Team Fortress maintained a "regular" publishing schedule as late as issue #4, but entered an extended hiatus after issue #6, released January 10, 2017. The release of a seventh and final issue, described as the fans' "own white whale", was confirmed by multiple Team Fortress 2 developers in July 2024, coinciding with the community #FixTF2 movement and subsequent ban wave against in-game cheaters and bots. Valve writer Jay Pinkerton stated the issue had already been largely completed for some time and was only awaiting a greenlight for publication. Team Fortress #7 was released on December 20, 2024, just under eight years since the previous issue. The 330-page comic was illustrated by Heather Campbell and dedicated to the Soldier's late voice actor Rick May, who passed in 2020 during the hiatus between issues.
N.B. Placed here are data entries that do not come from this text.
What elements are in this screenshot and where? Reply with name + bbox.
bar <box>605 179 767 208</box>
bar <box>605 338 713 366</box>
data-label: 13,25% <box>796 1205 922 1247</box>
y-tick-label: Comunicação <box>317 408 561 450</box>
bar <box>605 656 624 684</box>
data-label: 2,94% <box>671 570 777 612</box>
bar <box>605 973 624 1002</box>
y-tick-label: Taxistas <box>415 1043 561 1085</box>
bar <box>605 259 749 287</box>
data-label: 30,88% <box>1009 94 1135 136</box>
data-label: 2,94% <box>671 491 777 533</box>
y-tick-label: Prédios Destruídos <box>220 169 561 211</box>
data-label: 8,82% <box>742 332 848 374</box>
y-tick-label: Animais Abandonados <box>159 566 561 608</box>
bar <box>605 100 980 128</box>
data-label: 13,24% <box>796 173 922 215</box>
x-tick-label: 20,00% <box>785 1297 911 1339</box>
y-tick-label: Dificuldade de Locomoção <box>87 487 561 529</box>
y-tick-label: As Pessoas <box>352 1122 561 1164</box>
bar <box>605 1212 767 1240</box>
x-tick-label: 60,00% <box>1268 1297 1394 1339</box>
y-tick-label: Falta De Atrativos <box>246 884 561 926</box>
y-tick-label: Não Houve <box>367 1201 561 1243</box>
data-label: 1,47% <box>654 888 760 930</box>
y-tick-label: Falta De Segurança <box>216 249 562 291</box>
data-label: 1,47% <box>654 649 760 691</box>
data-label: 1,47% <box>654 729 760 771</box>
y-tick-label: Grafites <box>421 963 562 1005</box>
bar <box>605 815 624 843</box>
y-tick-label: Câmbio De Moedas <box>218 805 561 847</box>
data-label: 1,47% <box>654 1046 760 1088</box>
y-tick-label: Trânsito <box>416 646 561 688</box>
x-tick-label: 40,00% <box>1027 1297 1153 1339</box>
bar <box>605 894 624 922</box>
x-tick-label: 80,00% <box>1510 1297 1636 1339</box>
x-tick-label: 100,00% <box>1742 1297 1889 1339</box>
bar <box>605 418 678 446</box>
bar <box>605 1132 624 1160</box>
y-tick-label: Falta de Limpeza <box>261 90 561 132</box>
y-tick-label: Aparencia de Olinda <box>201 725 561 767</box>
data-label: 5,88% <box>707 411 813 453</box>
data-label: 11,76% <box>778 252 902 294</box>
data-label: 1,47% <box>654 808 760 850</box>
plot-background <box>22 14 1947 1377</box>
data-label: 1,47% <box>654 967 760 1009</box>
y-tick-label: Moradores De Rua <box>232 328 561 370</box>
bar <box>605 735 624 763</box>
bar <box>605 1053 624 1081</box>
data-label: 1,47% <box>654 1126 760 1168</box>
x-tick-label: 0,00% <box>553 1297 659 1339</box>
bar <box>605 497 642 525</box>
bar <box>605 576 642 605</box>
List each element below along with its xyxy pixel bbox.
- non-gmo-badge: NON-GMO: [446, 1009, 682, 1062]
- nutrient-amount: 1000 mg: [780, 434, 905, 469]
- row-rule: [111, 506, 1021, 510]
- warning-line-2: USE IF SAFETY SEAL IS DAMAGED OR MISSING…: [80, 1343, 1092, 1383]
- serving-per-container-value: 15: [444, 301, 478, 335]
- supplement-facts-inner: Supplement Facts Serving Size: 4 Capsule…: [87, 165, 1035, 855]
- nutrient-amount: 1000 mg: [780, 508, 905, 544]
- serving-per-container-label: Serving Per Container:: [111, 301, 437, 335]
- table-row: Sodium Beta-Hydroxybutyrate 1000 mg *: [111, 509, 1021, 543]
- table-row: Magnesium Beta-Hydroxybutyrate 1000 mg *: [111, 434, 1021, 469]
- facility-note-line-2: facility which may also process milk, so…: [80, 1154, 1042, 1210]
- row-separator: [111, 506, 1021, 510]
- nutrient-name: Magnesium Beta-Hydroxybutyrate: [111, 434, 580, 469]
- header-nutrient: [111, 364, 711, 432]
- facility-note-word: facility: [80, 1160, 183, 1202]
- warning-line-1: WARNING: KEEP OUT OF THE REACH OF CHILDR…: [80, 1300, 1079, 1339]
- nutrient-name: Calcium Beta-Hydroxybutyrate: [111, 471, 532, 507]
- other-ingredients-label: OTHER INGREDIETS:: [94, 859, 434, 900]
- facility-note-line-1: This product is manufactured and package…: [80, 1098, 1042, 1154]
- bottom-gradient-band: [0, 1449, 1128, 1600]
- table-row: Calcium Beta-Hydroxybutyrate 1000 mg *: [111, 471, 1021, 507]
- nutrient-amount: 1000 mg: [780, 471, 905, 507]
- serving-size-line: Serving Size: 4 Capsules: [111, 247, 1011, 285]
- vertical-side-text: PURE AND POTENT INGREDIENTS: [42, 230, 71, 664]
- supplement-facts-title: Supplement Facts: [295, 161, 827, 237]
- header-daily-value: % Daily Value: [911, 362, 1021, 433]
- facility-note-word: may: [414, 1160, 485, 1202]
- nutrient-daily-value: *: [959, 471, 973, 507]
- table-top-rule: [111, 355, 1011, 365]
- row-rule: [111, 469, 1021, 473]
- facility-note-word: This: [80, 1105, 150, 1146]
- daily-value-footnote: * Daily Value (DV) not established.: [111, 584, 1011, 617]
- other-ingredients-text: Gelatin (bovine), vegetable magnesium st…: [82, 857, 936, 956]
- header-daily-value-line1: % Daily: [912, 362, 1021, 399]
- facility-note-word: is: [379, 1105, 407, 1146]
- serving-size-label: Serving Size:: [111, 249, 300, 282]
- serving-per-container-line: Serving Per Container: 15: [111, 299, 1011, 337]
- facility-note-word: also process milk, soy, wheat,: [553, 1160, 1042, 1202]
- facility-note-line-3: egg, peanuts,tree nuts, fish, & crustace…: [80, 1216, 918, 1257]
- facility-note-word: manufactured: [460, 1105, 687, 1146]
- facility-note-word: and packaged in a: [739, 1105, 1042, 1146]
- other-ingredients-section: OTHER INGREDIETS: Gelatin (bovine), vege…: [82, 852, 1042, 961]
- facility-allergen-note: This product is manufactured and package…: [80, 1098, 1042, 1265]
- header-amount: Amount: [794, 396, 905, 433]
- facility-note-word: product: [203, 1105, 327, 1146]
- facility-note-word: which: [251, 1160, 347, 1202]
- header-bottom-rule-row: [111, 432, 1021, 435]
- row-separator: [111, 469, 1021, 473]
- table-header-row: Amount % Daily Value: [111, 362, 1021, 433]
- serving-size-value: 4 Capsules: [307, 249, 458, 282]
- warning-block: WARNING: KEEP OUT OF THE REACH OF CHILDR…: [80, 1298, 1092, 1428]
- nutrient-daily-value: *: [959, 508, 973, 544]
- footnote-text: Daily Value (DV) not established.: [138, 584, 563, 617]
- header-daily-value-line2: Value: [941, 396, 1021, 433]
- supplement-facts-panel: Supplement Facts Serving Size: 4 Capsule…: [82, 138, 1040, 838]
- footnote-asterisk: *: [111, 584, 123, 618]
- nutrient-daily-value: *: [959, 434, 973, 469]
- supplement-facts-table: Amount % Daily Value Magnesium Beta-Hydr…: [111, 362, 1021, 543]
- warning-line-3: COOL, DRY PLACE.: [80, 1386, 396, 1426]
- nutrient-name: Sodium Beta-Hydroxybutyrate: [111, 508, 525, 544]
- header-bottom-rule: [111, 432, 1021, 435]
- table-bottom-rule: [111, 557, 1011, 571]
The Team Fortress 2 blog, viewable in-game, released a post announcing the issue and lightheartedly apologizing for the delay. The hiatus is speculated to have been part of a larger "gaming hibernation" by Valve, with issue #7 releasing in the same period as the successes of Deadlock and the Steam Deck.

== Reception ==
Team Fortress has been lauded for its humor, presentation, and storytelling. The early issues were praised as "regularly excellent" and a welcome addition to the franchise. Issue #7 gained wide attention for its significance to Team Fortress 2 and its fans, receiving praise for its art and conclusion. A.D. Trinos critiqued the issue as representing a willingness to move on from Team Fortress 2s real-life legacy, with mentions of the team being replaced by newer, more technologically advanced teams across the United States mirroring the game itself being superseded by more modern hero shooters such as Overwatch, Valorant, or Apex Legends.

PC Gamer commented positively on the announcement of the Team Fortress Comics remaining independent of game updates, jokingly referring to Valve as "multi-media wizards (and occasional game developers)."

The comics have also spawned fan works by the community, some even receiving commentary from the original writers.